Schlozman, for instance, was part of the team of political appointees that approved then-House Majority Leader Tom DeLay's plan to redraw congressional districts in Texas, which in 2004 increased the number of Republicans elected to the House. Similarly, Schlozman was acting assistant attorney general in charge of the division when the Justice Department OKd a Georgia law requiring voters to show photo IDs at the polls. These decisions went against the recommendations of career staff, who asserted that such rulings discriminated against minority voters. The warnings were prescient: Both proposals were struck down by federal courts.
Schlozman continued to influence elections as an interim U.S. attorney. Missouri had one of the closest Senate races in the country last November, and a week before the election, Schlozman brought four voter fraud indictments against members of an organization representing poor and minority people. This blatantly contradicted the department's long-standing policy to wait until after an election to bring such indictments because a federal criminal investigation might affect the outcome of the vote.

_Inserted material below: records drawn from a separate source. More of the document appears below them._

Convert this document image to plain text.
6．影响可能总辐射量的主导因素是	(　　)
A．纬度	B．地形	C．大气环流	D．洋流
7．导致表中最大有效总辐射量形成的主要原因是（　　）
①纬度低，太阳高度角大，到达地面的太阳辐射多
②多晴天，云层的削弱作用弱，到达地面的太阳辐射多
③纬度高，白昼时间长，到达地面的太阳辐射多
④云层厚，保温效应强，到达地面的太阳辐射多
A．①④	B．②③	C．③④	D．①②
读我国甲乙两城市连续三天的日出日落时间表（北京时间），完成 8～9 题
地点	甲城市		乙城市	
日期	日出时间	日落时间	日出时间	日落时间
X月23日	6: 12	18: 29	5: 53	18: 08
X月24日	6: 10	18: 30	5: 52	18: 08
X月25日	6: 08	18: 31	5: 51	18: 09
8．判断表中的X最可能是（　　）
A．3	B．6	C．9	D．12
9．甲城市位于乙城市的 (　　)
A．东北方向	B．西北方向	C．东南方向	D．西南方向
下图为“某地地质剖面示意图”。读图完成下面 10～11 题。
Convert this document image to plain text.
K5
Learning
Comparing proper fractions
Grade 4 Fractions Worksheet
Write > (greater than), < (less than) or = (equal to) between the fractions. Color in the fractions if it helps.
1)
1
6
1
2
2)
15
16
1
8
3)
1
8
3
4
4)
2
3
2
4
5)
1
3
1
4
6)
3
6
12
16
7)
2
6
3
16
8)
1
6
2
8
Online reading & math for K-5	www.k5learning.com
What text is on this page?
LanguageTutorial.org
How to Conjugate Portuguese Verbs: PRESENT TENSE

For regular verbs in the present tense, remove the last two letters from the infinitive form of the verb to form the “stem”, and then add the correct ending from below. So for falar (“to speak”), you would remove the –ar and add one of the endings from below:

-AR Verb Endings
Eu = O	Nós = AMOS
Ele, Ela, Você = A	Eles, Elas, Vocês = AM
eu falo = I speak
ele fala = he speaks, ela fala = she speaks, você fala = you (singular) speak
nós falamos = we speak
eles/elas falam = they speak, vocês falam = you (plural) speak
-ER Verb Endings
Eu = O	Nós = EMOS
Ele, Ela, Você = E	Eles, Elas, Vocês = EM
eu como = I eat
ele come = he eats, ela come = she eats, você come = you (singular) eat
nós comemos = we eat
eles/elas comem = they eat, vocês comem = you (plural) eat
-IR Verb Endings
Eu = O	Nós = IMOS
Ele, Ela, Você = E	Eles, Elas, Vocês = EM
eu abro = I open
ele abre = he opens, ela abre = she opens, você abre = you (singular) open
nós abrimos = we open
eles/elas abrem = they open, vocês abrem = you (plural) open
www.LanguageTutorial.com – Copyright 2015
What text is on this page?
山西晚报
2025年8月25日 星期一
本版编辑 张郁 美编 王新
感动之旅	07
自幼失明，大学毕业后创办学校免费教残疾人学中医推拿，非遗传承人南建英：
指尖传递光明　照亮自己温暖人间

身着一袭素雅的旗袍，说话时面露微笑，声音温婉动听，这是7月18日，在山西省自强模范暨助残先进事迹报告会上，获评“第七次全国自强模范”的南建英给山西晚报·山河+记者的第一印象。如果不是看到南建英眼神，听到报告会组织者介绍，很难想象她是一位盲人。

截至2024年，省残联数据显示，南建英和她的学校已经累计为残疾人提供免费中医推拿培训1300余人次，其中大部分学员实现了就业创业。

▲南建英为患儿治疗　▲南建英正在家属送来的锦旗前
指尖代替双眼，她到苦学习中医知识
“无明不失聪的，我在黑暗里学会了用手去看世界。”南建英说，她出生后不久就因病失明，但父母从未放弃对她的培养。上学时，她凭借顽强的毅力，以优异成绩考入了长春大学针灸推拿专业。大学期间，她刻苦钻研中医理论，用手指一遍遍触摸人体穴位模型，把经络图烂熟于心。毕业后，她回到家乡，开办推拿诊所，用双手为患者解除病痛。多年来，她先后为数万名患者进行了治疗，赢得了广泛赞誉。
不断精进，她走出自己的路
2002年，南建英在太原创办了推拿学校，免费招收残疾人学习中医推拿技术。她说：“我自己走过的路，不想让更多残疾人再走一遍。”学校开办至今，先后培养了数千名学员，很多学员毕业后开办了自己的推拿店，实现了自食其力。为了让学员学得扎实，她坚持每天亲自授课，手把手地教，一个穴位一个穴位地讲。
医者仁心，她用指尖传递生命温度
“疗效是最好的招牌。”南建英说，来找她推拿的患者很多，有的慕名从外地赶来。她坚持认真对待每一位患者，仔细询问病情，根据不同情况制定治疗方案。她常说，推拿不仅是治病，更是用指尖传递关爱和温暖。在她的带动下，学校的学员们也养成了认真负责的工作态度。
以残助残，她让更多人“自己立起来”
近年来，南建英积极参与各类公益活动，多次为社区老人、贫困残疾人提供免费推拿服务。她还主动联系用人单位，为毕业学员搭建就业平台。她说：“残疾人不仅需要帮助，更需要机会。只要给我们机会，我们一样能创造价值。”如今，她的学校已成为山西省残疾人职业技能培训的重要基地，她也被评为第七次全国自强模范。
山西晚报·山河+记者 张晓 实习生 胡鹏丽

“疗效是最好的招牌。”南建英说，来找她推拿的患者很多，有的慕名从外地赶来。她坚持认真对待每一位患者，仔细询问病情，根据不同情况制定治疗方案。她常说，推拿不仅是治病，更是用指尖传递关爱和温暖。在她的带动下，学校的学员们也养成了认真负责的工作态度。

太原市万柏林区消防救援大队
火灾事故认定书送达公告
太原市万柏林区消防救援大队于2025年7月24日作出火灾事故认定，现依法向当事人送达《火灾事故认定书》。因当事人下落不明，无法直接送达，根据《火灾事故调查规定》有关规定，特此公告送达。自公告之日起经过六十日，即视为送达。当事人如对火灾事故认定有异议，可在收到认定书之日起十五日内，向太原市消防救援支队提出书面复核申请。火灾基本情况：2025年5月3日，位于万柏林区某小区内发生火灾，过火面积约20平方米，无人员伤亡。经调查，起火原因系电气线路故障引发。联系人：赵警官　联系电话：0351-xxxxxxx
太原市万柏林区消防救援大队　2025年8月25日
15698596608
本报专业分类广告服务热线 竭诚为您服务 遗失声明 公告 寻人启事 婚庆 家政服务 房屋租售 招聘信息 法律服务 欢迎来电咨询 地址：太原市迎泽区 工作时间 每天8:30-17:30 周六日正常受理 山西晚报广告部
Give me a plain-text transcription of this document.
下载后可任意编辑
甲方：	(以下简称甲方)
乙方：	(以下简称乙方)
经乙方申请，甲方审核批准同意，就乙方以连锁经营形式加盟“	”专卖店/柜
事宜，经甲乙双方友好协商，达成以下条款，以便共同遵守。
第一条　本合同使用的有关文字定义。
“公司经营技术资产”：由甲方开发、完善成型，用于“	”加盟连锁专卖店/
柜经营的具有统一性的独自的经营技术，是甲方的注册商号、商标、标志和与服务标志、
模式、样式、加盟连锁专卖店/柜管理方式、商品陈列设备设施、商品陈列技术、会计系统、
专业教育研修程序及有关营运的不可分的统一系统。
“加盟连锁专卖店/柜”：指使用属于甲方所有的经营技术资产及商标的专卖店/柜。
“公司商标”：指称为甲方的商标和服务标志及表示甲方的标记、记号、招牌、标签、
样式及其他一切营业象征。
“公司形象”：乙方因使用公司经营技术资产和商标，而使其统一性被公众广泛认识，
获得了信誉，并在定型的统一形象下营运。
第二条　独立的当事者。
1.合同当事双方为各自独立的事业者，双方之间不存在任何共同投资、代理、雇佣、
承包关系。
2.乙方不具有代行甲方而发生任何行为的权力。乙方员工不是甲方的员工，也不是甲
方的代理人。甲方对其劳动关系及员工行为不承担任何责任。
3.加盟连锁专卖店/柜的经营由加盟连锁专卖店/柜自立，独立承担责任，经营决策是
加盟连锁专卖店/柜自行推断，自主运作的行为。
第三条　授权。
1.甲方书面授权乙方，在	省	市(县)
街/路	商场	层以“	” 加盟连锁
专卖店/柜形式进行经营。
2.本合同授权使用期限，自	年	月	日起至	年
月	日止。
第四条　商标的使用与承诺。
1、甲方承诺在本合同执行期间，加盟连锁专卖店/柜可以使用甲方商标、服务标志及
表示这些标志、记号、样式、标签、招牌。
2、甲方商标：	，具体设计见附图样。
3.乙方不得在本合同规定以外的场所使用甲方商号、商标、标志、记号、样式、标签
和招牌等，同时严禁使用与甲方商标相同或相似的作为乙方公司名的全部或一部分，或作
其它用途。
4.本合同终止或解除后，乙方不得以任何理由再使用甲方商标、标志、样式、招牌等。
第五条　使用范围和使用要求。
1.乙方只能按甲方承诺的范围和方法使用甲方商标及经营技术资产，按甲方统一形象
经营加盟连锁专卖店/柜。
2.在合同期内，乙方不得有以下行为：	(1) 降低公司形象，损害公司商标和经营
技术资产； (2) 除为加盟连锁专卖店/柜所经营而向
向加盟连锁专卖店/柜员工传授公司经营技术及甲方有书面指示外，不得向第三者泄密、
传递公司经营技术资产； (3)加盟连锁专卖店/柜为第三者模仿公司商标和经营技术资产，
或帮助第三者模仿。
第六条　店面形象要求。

The timing of the Missouri indictments could not have made the administration's aims more transparent.
Hand in hand with these kinds of moves is the alienation of career employees who don't politicize their roles. As those people move out of the Justice Department, they're replaced by others for whom politics is all. The intentions of such people are not to maintain the government and make sure it's working for all its constituents but to strengthen their party--in this case, Republicans--no matter what the cost. The government of the people and for the people is subverted by those looking out only for their own interests or those of a small elite. I hate to state the obvious, but that's not democracy.